Closed yuchen-ji closed 1 year ago

yuchen-ji commented 2 years ago

Hello, I just dabbled in this field, and I want to ask you some questions.

  1. can your dataset support action recognition in human-computer collaboration scenarios?
  2. I know some skeleton-based method for action recognition, Is your dataset compatible with smpl-x representation? Thank you so much!
federicocunico commented 2 years ago

Hello,

  1. yes, the dataset provides skeleton and RGB information divided by "actions". Therefore each action is a label that you may use for action recognition, using methods that use skeleton data or RGB frames, or a combination of both, as you like.
  2. As far as I know, SMPL is based on meshes, which in this case were not acquired. You may try to reconstruct the mesh using blender or other 3D software.
yuchen-ji commented 2 years ago

Thank you so much!

yuchen-ji commented 2 years ago

Hello,

  1. yes, the dataset provides skeleton and RGB information divided by "actions". Therefore each action is a label that you may use for action recognition, using methods that use skeleton data or RGB frames, or a combination of both, as you like.
  2. As far as I know, SMPL is based on meshes, which in this case were not acquired. You may try to reconstruct the mesh using blender or other 3D software.

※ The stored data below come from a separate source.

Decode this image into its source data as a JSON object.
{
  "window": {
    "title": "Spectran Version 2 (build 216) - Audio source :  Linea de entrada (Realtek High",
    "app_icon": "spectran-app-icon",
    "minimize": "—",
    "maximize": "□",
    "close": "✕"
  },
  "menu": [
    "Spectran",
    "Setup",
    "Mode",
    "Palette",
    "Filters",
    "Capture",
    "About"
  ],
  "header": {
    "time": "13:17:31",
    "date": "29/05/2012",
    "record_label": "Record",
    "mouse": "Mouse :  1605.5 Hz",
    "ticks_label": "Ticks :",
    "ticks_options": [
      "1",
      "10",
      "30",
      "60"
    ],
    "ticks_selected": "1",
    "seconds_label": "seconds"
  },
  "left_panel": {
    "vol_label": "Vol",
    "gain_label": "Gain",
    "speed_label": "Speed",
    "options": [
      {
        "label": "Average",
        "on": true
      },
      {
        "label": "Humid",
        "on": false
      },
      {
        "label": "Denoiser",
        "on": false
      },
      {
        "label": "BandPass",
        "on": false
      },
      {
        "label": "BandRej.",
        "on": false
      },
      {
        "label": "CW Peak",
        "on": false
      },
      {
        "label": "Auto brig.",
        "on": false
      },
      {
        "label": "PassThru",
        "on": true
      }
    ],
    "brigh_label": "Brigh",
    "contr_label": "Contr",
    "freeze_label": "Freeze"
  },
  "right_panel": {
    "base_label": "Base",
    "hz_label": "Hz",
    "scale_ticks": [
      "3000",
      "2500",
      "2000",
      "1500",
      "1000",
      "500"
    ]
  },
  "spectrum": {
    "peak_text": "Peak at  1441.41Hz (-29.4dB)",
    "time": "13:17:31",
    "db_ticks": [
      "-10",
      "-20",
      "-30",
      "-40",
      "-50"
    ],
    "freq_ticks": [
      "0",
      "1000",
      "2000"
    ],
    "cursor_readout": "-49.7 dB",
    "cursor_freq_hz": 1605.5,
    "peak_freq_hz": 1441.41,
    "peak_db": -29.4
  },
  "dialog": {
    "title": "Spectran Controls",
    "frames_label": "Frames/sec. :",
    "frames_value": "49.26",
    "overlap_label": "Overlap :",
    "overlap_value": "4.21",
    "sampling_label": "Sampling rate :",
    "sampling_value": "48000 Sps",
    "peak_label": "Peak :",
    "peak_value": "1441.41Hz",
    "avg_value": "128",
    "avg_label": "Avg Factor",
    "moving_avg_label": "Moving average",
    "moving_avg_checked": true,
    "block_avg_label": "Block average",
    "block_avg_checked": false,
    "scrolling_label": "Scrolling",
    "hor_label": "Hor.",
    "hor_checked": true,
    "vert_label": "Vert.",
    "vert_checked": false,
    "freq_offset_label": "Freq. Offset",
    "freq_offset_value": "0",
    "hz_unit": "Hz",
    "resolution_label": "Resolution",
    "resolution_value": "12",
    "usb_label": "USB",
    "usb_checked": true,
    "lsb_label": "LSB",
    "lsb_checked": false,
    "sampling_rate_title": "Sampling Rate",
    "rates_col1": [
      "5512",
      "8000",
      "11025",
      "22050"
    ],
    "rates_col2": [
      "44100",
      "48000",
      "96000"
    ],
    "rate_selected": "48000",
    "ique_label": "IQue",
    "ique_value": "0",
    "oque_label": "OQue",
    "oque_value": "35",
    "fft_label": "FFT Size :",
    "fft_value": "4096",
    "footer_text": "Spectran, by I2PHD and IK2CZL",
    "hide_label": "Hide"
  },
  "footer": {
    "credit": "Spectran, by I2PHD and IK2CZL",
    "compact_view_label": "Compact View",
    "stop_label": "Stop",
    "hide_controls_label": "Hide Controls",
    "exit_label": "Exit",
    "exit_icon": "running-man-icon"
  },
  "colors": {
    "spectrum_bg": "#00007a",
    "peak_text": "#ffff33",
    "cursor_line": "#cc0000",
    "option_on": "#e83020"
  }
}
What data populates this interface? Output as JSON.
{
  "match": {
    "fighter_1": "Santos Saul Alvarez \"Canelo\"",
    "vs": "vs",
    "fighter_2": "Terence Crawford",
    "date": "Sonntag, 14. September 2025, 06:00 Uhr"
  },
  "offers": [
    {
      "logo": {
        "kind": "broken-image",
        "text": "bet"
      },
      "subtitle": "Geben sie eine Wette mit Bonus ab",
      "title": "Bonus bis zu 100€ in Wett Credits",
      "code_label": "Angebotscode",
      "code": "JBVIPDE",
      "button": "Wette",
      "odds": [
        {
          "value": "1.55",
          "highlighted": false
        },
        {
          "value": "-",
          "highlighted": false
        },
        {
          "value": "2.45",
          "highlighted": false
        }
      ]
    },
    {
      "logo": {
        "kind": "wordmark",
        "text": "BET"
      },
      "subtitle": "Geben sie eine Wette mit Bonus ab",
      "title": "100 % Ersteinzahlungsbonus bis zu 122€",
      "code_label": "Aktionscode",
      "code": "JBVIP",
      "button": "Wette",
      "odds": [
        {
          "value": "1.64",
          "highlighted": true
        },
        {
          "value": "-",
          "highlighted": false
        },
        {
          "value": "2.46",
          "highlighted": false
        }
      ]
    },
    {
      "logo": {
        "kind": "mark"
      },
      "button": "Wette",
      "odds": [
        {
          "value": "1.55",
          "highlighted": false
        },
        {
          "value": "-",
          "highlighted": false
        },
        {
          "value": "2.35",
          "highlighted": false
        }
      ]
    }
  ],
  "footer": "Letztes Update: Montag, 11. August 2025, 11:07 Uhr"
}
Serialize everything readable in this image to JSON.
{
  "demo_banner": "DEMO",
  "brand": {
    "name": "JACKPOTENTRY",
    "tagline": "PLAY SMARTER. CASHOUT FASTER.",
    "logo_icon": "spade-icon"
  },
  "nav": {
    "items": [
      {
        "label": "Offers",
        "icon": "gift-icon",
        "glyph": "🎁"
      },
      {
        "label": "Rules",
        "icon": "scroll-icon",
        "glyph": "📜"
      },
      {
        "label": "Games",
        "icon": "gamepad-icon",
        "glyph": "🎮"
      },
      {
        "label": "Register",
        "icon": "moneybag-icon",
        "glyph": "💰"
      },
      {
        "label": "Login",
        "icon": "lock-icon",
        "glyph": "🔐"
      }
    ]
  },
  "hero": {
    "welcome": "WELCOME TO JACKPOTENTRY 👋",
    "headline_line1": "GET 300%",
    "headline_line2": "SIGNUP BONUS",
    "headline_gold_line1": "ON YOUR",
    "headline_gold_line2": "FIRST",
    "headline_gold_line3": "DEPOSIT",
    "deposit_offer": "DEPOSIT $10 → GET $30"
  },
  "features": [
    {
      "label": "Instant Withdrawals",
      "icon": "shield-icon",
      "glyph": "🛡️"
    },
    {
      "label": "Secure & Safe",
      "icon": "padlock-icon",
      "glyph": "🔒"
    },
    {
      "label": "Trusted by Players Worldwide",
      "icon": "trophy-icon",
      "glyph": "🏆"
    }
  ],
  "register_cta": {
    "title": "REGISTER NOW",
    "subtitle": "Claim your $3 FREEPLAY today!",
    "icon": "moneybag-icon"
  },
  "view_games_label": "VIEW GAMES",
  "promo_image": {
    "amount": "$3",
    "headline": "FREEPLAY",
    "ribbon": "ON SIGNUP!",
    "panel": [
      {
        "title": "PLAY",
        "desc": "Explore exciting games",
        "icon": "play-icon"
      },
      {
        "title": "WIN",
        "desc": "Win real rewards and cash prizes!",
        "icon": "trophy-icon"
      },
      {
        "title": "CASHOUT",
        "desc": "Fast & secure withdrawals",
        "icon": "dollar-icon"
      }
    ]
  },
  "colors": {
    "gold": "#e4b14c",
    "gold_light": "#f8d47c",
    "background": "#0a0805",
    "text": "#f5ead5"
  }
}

Hello, I have another questions as follow:

  1. Whether the joints of the human body defined in your dataset could correspond to joints defined in other dataset, such as 3dpw, human3.6.
  2. Could I use some Human keypoints detection algorithm to predict human's joints. Then use these joints (just predict from neural network, not GT) to train a model to recognize aciton. Is the model trained in this approach reliable?
federicocunico commented 1 year ago

Hi,

  1. the keypoints are a modified version of the COCO 2D Keypoints format. See the precise definition here: https://github.com/federicocunico/human-robot-collaboration/blob/master/datasets/chico_dataset.py#L66

    In particular, w.r.t. COCO definition, ears and eyes are not present, and the "hip" joint (the center of the hip) has been added as interpolation of left hip and right hip. Note that the order of the keypoint is different from COCO, as you can see in the link above.

  2. You may definitely try. I do not see any reason to discourage you to try it. Remember, w.r.t. CHICO dataset, that the single acquisitions can be seen as a sort of action in loop. They are not trimmed tho.